Inland Revenue has been given powers to request information from taxpayers not related to its revenue-gathering powers.
And recently, the Government decided that people now aged 14 would never be able to buy cigarettes in New Zealand. I do not support smoking, but I am concerned that this means that by 2025 the Government will be telling adults what they can and cannot consume. If this is the case, why stop there? Why not ban alcohol, sugary drinks and fast food, each of which has a demonstrable adverse public health and taxpayer burden? Why does vaping escape the net?
If you recall, at Question Time in September 2020, in response to a question from the then Leader of the Opposition, the Prime Minister said she stood by her earlier statement: "We [the Government] will continue to be the single source of truth."
The truth now is the Government has decided it has the right and the power to control what you consume, how you can move around the country and whether you can return home; it can appropriate your assets, gather information on your affairs, detain you without trial, and determine how you are paid. And it is the only source of truth.

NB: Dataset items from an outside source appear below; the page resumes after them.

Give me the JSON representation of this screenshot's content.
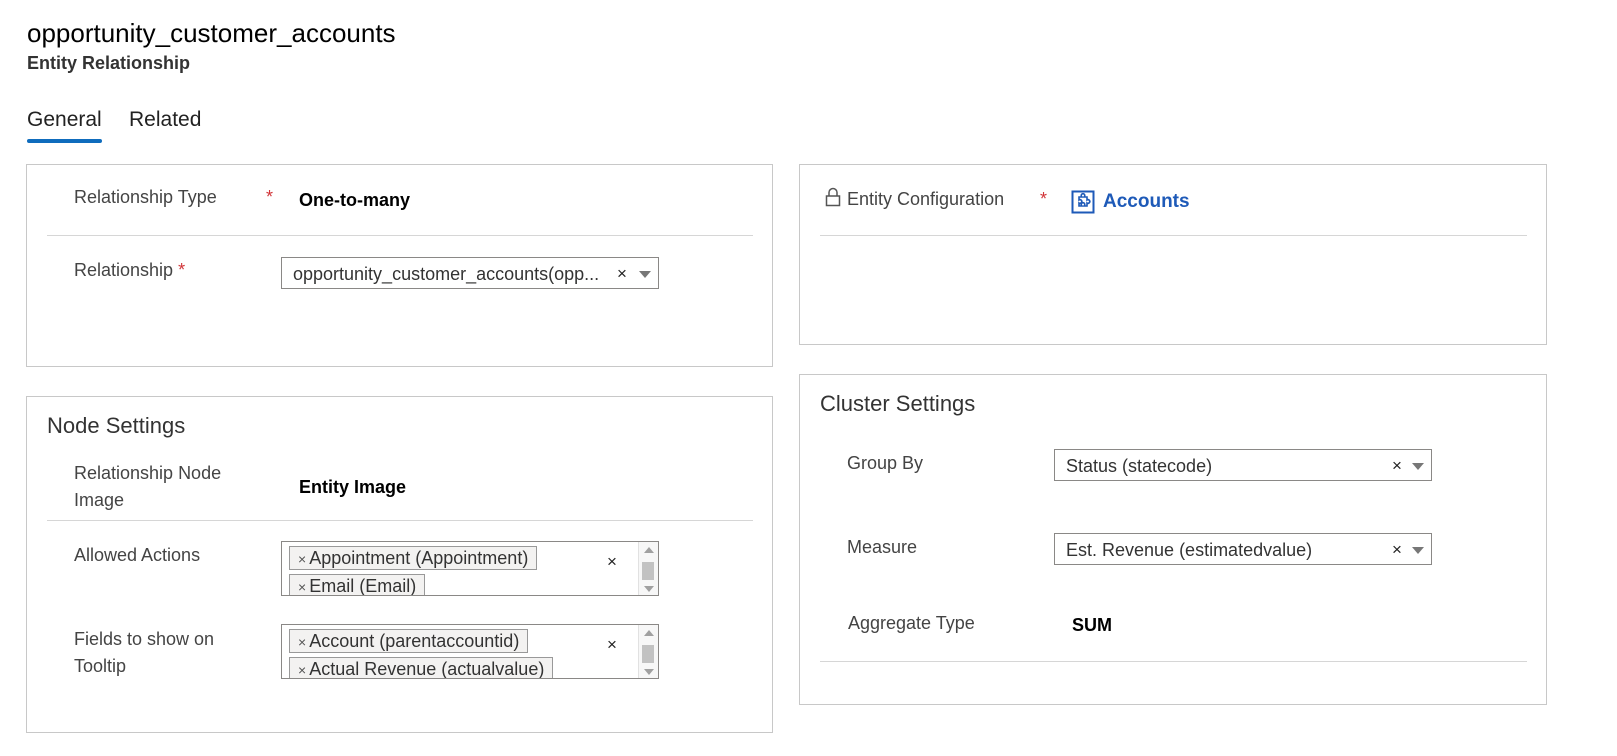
{
  "header": {
    "title": "opportunity_customer_accounts",
    "subtitle": "Entity Relationship"
  },
  "tabs": [
    {
      "label": "General",
      "active": true
    },
    {
      "label": "Related",
      "active": false
    }
  ],
  "relationship_panel": {
    "relationship_type_label": "Relationship Type",
    "relationship_type_value": "One-to-many",
    "relationship_label": "Relationship",
    "relationship_value": "opportunity_customer_accounts(opp...",
    "required_mark": "*"
  },
  "entity_panel": {
    "label": "Entity Configuration",
    "required_mark": "*",
    "value": "Accounts",
    "value_icon": "entity-puzzle-icon",
    "lock_icon": "lock-icon"
  },
  "node_settings": {
    "title": "Node Settings",
    "node_image_label": "Relationship Node Image",
    "node_image_value": "Entity Image",
    "allowed_actions_label": "Allowed Actions",
    "allowed_actions": [
      "Appointment (Appointment)",
      "Email (Email)"
    ],
    "tooltip_label": "Fields to show on Tooltip",
    "tooltip_fields": [
      "Account (parentaccountid)",
      "Actual Revenue (actualvalue)"
    ]
  },
  "cluster_settings": {
    "title": "Cluster Settings",
    "group_by_label": "Group By",
    "group_by_value": "Status (statecode)",
    "measure_label": "Measure",
    "measure_value": "Est. Revenue (estimatedvalue)",
    "aggregate_label": "Aggregate Type",
    "aggregate_value": "SUM"
  },
  "glyphs": {
    "clear": "×",
    "chip_remove": "×"
  },
  "colors": {
    "accent": "#0f6cbd",
    "required": "#d13438",
    "link": "#1e5ab8"
  }
}
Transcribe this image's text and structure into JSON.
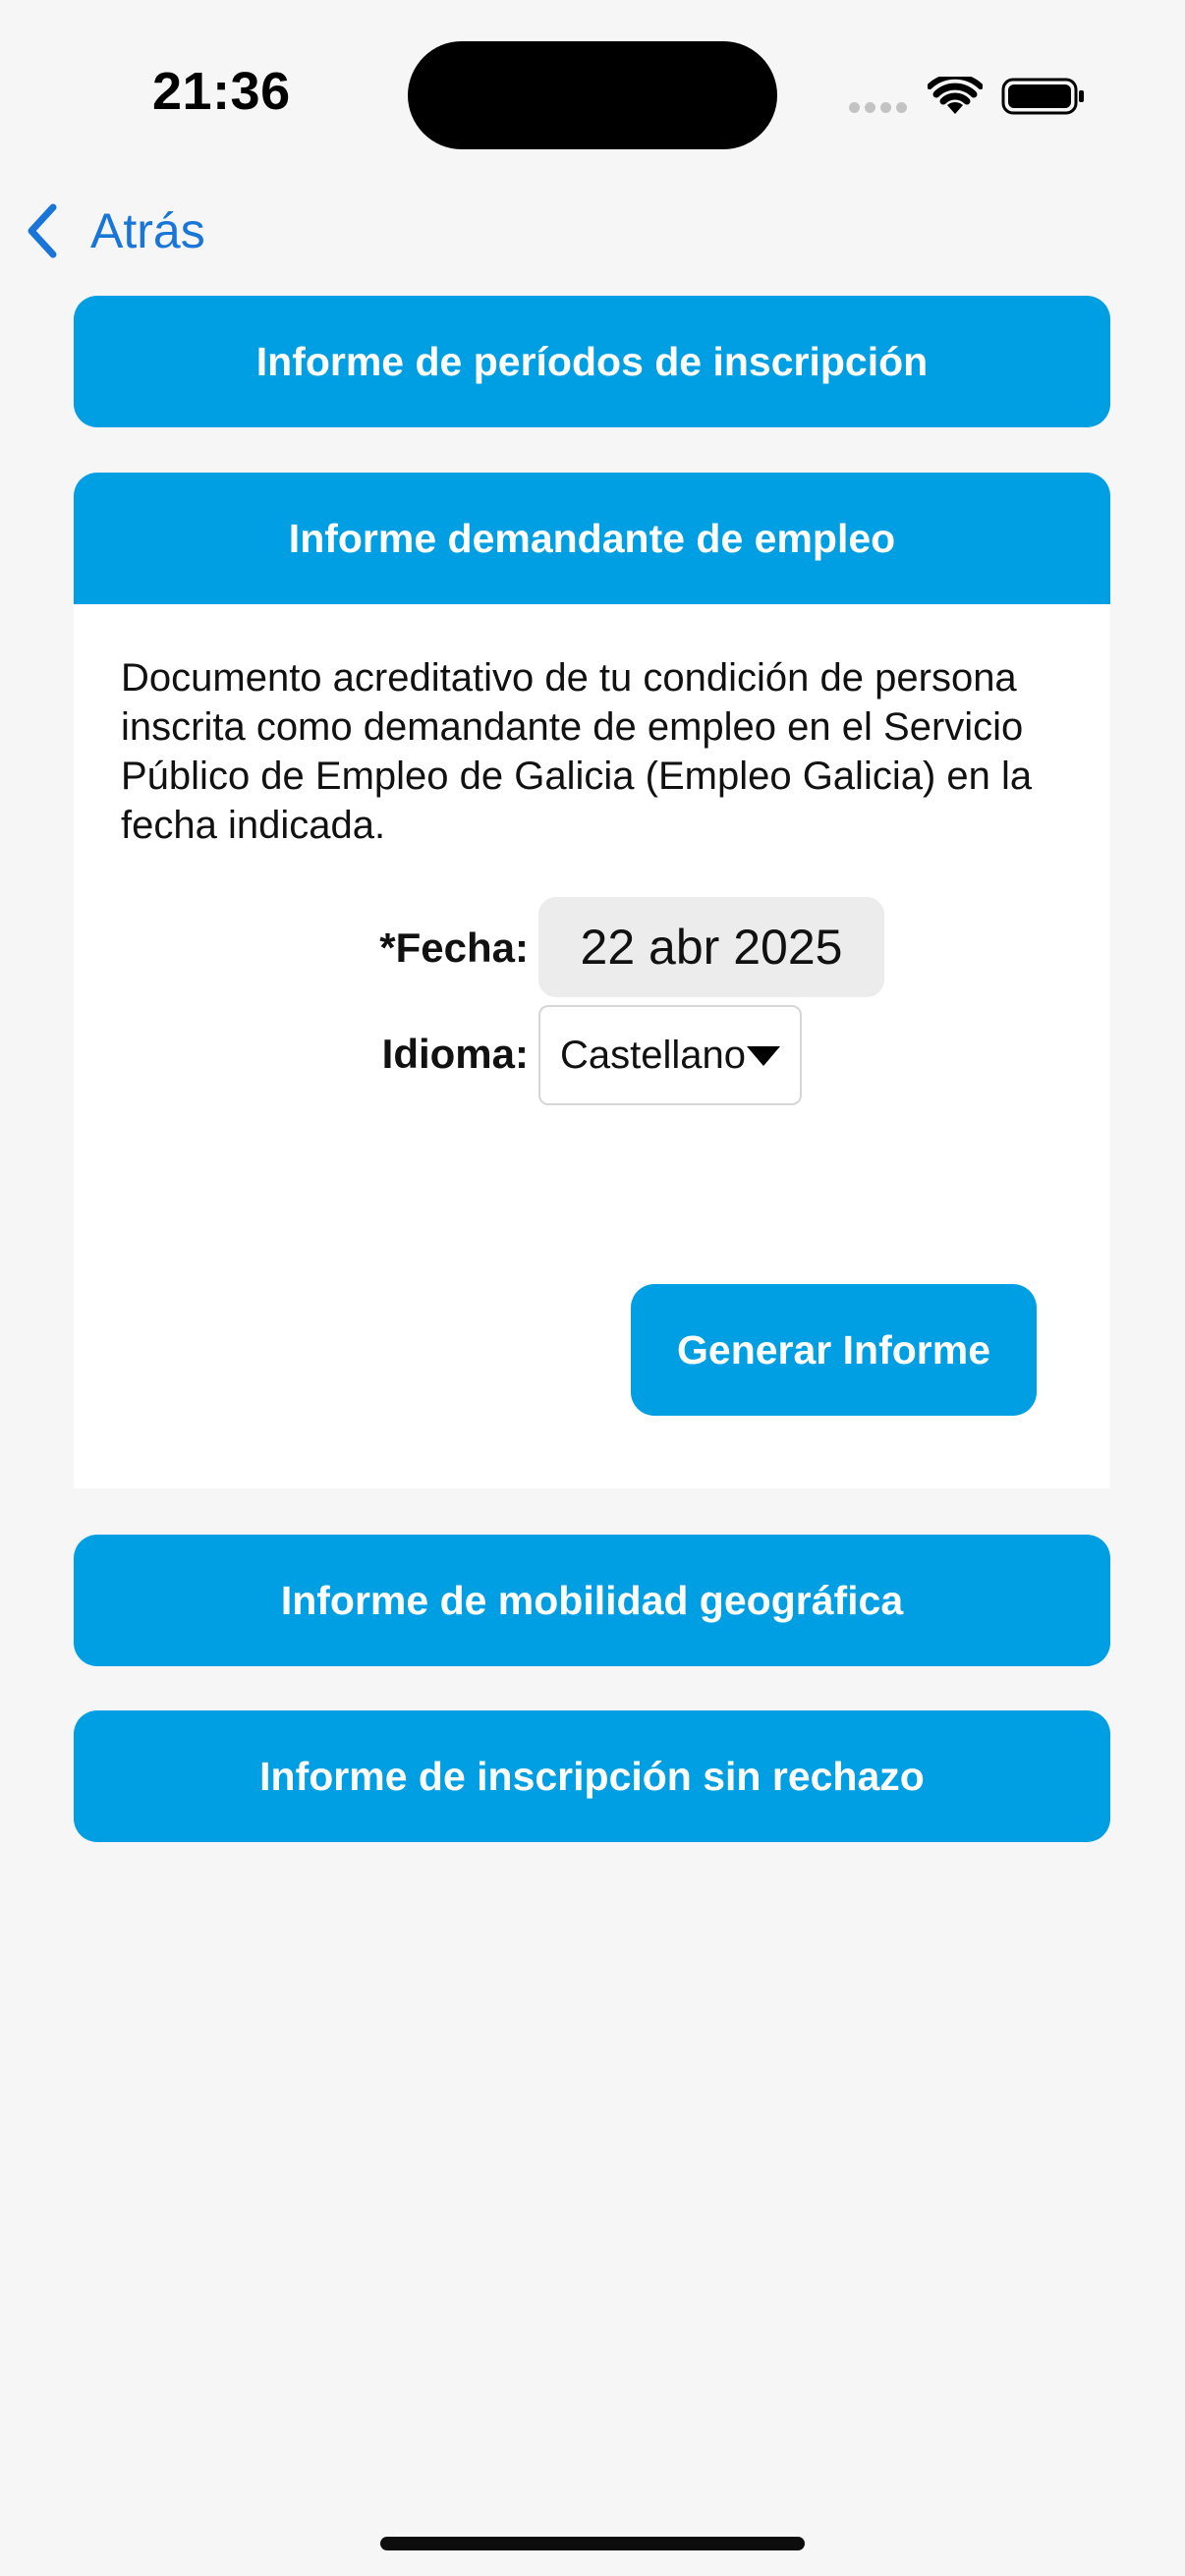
{
  "status_bar": {
    "time": "21:36"
  },
  "nav": {
    "back_label": "Atrás"
  },
  "sections": [
    {
      "label": "Informe de períodos de inscripción"
    },
    {
      "label": "Informe demandante de empleo"
    },
    {
      "label": "Informe de mobilidad geográfica"
    },
    {
      "label": "Informe de inscripción sin rechazo"
    }
  ],
  "panel": {
    "description": "Documento acreditativo de tu condición de persona inscrita como demandante de empleo en el Servicio Público de Empleo de Galicia (Empleo Galicia) en la fecha indicada.",
    "date_label": "*Fecha:",
    "date_value": "22 abr 2025",
    "language_label": "Idioma:",
    "language_value": "Castellano",
    "generate_label": "Generar Informe"
  },
  "colors": {
    "accent": "#009fe3",
    "link": "#1976d8",
    "background": "#f6f6f6"
  },
  "icons": {
    "back": "chevron-left-icon",
    "wifi": "wifi-icon",
    "battery": "battery-icon",
    "select": "caret-down-icon"
  }
}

The message is: trust us, we are kind, we wouldn't abuse our legislative powers – but the truth is much of the aforementioned legislation went through Parliament without the usual process of submissions, debates and select committees.
The Prime Minister once joked that she thought she was going to be introduced on RNZ as "the military leader of the hermit kingdom." Given the powers she has reserved for herself and her Government, maybe the joke is on us.
Should we be surprised? No. Concomitant with Lord Acton's observation, we had to expect that a Government with an unfettered mandate would enact legislation reflecting its ideology and approach.
The blame for this state of affairs has to fall upon the National Party. Instead of holding this Government to account, raising and debating the points, it spent the last few years in self-indulgent infighting. An incompetent, ineffective Opposition is a price no democracy can pay.
Chris Luxon needs to clean house – preferably before the next election – of the architects of the disarray from the last few years, including MPs and board members. National has to recognise that it did not do its job effectively and must shoulder some of the responsibility for the legislative agenda of this Government.
As we enter 2022, I do hope we keep the worst of Covid at bay, open our borders and keep businesses thriving, but most of all I want an effective, focused Opposition.
Go on Chris, be a better candidate, and make it a clear objective that these policies will be scrutinised, challenged, and ultimately repealed.
- Andrew Barnes is a businessman and philanthropist. He is the founder of Perpetual Guardian.